112. Os Mutantes - Os Mutantes


Artist: Os Mutantes
Album: Os Mutantes
Year: 1968

And now for something completely different.

Os Mutantes was a Brazilian quartet who played avant-garde tropicalia with big doses of psychedelia mixed in for good measure. I first heard about this band many years ago and I own a greatest hits album, but had never heard their self-titled debut before now.

I gotta say, I pretty much love this album. It takes so many chances, there are so many just flat-out oddball moments, but everything seems to make sense in the context of the album. Opener "Panis Et Circenses" sets the tone nicely with bright horns giving way to an almost funerary hymn, before the whole thing just kinda stops mid-song before starting back up again for a jubilant finish. "A Minha Menina" is a shuffling little tropical pop song with blissed-out guitar fuzz as punctuation.
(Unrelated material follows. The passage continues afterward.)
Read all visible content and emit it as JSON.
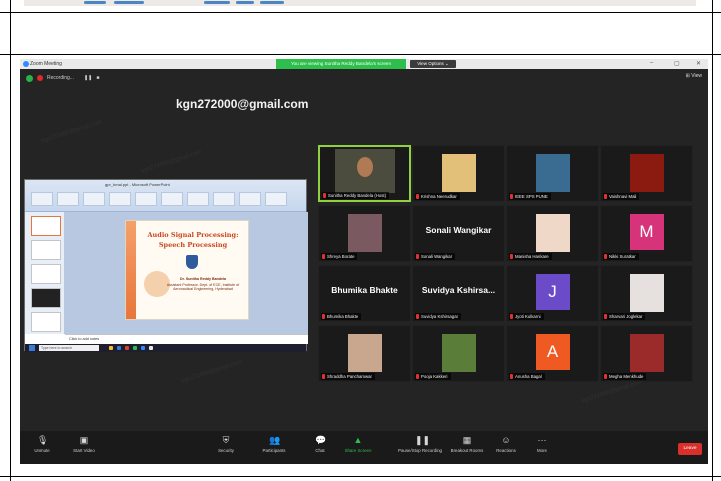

My favorite here is the dreamy "Le Premier Bonheur Du Jour" which sounds like a sister to The Kinks' "Village Green."

The big word I'll use for this album is "noisy." There are all these little melodies cutting in and out of the mix--Os Mutantes definitely uses a kitchen-sink approach toward their fractured, skewed pop music. Just when you think they've tried everything, they throw in little touches like clarinet and church bells on "Tempo No Tempo." And it somehow works.

No doubt Os Mutantes were an influence on artists like Beck later on, with their deconstructionist view of pop music. Their debut album is a fantastic slice of psychedelia, as good as anything recorded in the Northern Hemisphere during the period.